The Russian ambassador to Poland was splattered with a red substance by pro-Ukraine activists in Warsaw on Monday when he tried to lay a wreath to mark Victory Day.
Victory Day is celebrated annually on May 9 to commemorate the Soviet defeat of Nazi Germany in World War II. This year's events are taking place as Moscow's military campaign in Ukraine enters its third month.
Chanting "fascists" and brandishing the national flag, pro-Ukraine activists blocked the ambassador's way as he walked toward the mausoleum, preventing him from laying his wreath, according to an AFP photographer at the scene.
Several individuals then threw a red substance on his face and clothes, and also splattered some of the men in his entourage.
After wiping his face with his hand, Andreev said "I am proud of my country and my president".
Andreev told Russian news agency RIA Novosti that he was not seriously harmed in the attack, adding that the red substance was some sort of syrup.
The Russian embassy had planned to hold an official ceremony at the site but cancelled after a negative response from Warsaw's mayor and the foreign ministry.

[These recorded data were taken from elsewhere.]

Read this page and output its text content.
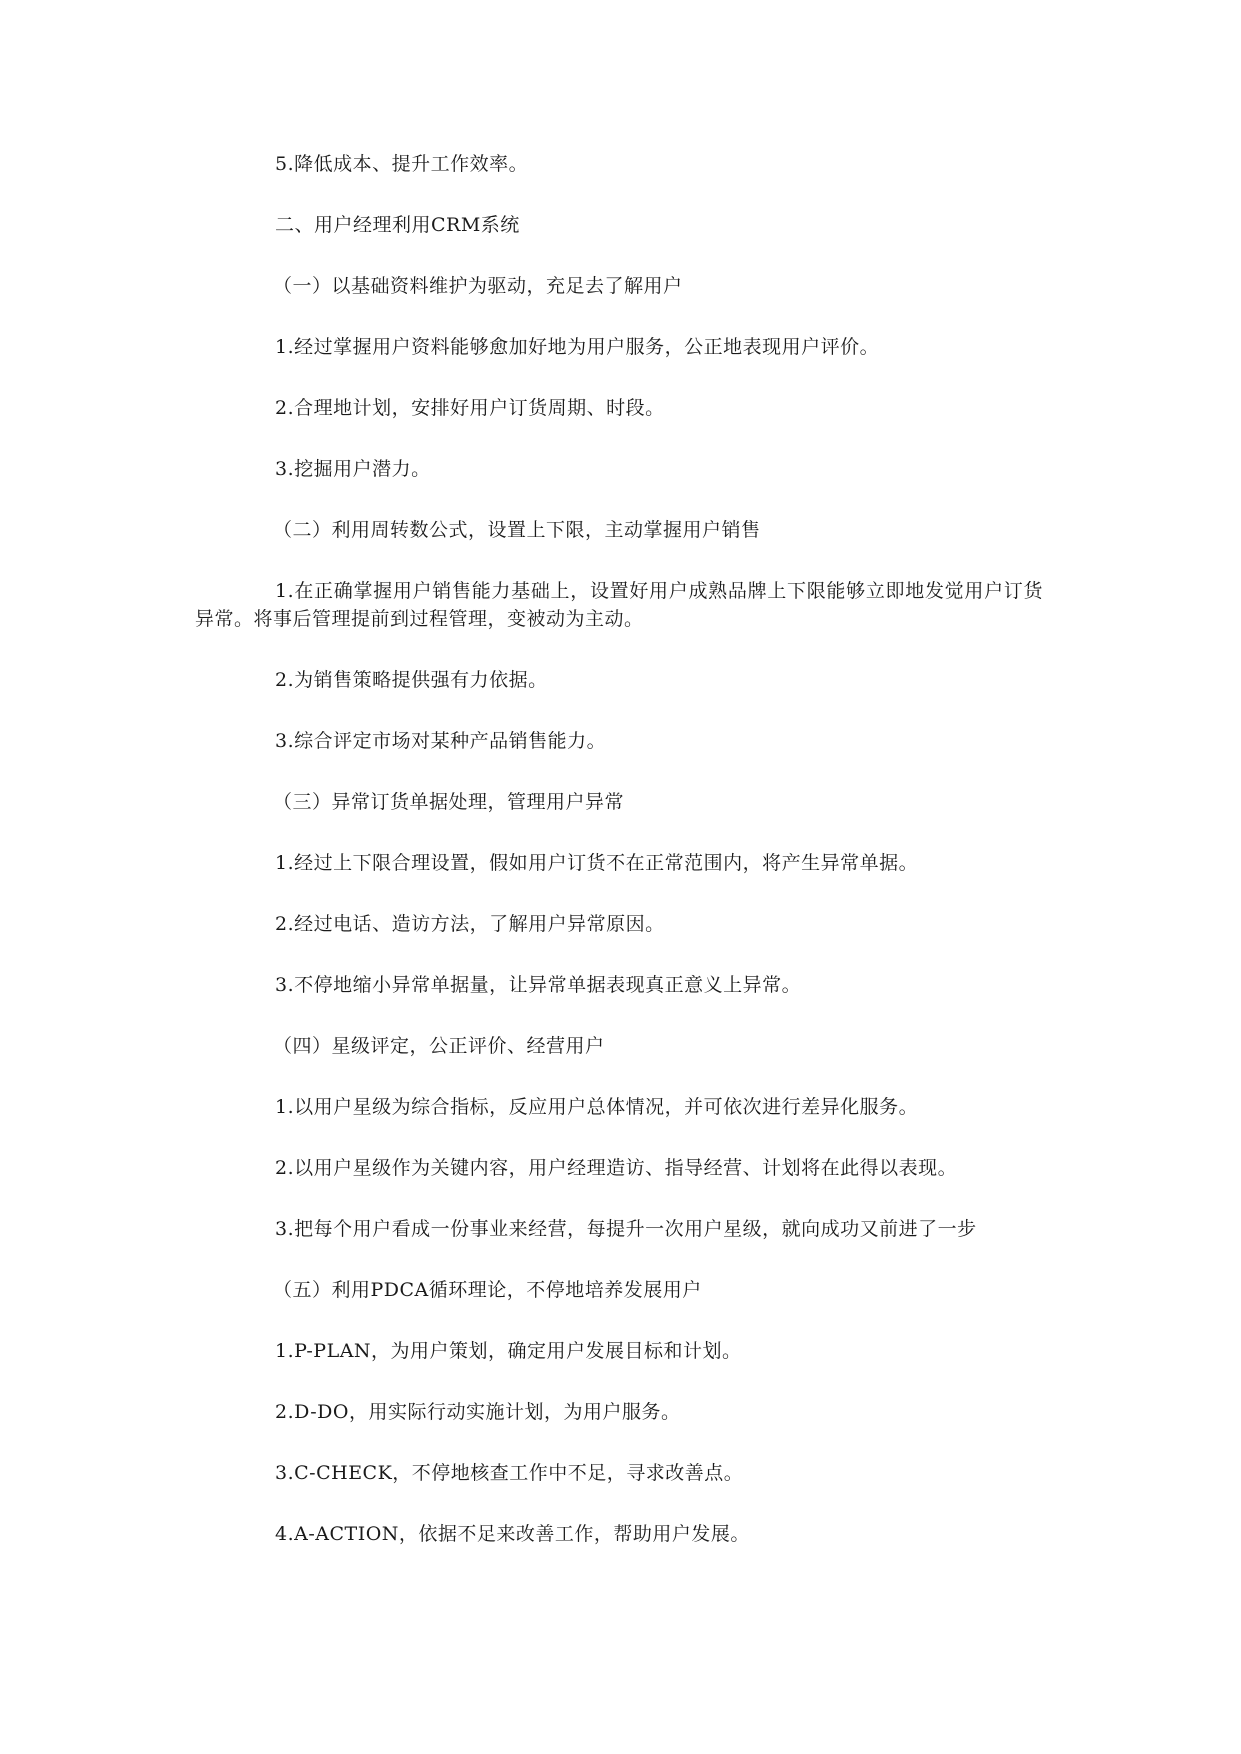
5.降低成本、提升工作效率。

二、用户经理利用CRM系统

（一）以基础资料维护为驱动，充足去了解用户

1.经过掌握用户资料能够愈加好地为用户服务，公正地表现用户评价。

2.合理地计划，安排好用户订货周期、时段。

3.挖掘用户潜力。

（二）利用周转数公式，设置上下限，主动掌握用户销售

1.在正确掌握用户销售能力基础上，设置好用户成熟品牌上下限能够立即地发觉用户订货异常。将事后管理提前到过程管理，变被动为主动。

2.为销售策略提供强有力依据。

3.综合评定市场对某种产品销售能力。

（三）异常订货单据处理，管理用户异常

1.经过上下限合理设置，假如用户订货不在正常范围内，将产生异常单据。

2.经过电话、造访方法，了解用户异常原因。

3.不停地缩小异常单据量，让异常单据表现真正意义上异常。

（四）星级评定，公正评价、经营用户

1.以用户星级为综合指标，反应用户总体情况，并可依次进行差异化服务。

2.以用户星级作为关键内容，用户经理造访、指导经营、计划将在此得以表现。

3.把每个用户看成一份事业来经营，每提升一次用户星级，就向成功又前进了一步

（五）利用PDCA循环理论，不停地培养发展用户

1.P-PLAN，为用户策划，确定用户发展目标和计划。

2.D-DO，用实际行动实施计划，为用户服务。

3.C-CHECK，不停地核查工作中不足，寻求改善点。

4.A-ACTION，依据不足来改善工作，帮助用户发展。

But Andreev still showed up with his wreath, as did individual Russians throughout the morning, while pro-Ukrainian protesters held up a big sign that said "criminals" and displayed photos of the war-torn country.
Polish Interior Minister Mariusz Kaminski said after the incident that "Polish authorities did not recommend that the Russian ambassador lay flowers on May 9 in Warsaw".
Russia's foreign ministry said it had protested to Polish officials "their indulgence of young neo-Nazis".
Poland has accepted hundreds of thousands of refugees from neighbouring Ukraine since Moscow sent troops into the country on February 24.